To supply the money for this, FUHSD needed the parents’ votes on Measure K. But although it was the parents who voted to pass these measures, it was the students who spread the word and explained the situation.

Larson credits the success of the Measures J and K campaign primarily to students taking initiative and persuading adults that this was a problem that affected them. One activity that many students participated in was phone banking where had a large impact in attracting voters.

“Some of our most powerful and compelling calls came from students”, Larson said.

Many were also part of a “neighborhood walk” midway through the election in order to encourage community members to vote before it was too late.

“I would venture to say that we may not have been successful without the help of the students,” Larson said.

However, these students will have already graduated by the time big changes to the district are made. Because that is the case, Larson says that it is the personality of the students and their selflessness towards the future of their community is what has made the difference in the campaign.

“The students that are now in school will most likely not benefit from some of these really big improvements,” Larson said. “And yet it speaks to their character and their heart because they were willing in big ways to help spread the word and be part of this campaign.”
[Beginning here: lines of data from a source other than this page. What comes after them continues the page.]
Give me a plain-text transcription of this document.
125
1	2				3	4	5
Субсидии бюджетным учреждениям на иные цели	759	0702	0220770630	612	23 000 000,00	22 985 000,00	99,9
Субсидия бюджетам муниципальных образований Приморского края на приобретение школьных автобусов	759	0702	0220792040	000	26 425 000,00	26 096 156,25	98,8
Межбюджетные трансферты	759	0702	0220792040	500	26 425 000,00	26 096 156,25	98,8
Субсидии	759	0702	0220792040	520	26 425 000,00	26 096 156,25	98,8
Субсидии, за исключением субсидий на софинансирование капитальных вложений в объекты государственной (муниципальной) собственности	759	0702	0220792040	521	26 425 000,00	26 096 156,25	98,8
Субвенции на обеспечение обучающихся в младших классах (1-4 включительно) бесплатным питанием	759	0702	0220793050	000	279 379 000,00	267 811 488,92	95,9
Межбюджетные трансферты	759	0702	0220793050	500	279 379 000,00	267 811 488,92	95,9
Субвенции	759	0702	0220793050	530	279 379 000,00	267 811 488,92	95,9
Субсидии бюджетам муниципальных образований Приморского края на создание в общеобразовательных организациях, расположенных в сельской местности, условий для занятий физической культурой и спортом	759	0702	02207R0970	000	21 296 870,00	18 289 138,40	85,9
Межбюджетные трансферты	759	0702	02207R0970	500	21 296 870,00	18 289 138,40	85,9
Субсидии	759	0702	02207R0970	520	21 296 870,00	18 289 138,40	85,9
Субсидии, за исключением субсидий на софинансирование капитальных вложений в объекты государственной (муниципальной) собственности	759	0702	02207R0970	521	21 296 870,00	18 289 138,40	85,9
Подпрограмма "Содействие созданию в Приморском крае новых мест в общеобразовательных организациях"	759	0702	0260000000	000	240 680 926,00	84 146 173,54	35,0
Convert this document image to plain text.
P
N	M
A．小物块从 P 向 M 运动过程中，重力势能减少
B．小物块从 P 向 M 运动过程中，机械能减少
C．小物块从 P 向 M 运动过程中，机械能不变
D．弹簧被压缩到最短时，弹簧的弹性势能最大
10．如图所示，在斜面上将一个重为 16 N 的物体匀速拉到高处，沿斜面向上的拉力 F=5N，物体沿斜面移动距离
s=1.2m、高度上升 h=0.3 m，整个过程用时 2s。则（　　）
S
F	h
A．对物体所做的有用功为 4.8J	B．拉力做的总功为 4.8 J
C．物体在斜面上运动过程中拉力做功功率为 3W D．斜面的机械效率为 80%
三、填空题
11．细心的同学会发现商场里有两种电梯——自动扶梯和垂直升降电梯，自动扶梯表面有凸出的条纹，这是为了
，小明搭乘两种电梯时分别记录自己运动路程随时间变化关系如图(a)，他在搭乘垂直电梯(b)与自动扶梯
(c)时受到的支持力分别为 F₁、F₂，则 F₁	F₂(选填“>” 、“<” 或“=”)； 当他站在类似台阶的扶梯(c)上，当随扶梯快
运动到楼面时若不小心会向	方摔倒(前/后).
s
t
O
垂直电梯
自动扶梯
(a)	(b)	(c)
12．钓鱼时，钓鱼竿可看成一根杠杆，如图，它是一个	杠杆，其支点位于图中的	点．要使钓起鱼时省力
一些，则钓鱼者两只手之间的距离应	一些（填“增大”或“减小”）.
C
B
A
How will our school use the money?

According to Flores, money from Measure J will be used to hire quality teachers as well as maintain high teaching standards in order to live up to the school’s reputation. This will allow students to receive a better education and get more value out of the classes they take.

For Measure K, Flores said that Administration is considering several facilities for renovation but won’t be able to fulfill all their wishes, since all five schools have to share the money.

One of these is to renovate the gym so that it could be of better use to PE classes, and sports teams. There is a large area above the Student Center that is minimally used; Flores believes this can be used more effectively by possibly designating classes in that area. Another idea being considered is adding a bridge between the C and D buildings.

“I think Measure K really gives an opportunity to look at it and address it,” Flores said regarding the idea of the bridge. “Is it feasible? If it isn’t feasible, how can we create something that’s similar so that kids can access buildings easier?”

Many of the ideas that Administration is considering have come from students through several different mediums. One is Legislative Council, which holds bi-monthly meetings in the auditorium during tutorial that gives students the opportunity to express the viewpoints of their peers to administration. Another method is the World Literature TED project and the American Studies lobbying project. These give students the chance to not only express their ideas about what should be changed at MVHS but also offer a proposed solution to these problems. These student ideas have led to change in the recent past, as Flores said that the motivation for building the new cafeteria was largely because of the students’ voice.

The measures passed will not have much effect on the students at MVHS as changes are expected to be made by 2020 to accommodate the projected increase of students in the district. However, because of the current FUSHD students’ efforts, these measures were passed so future students could have a stronger education and higher level learning environment.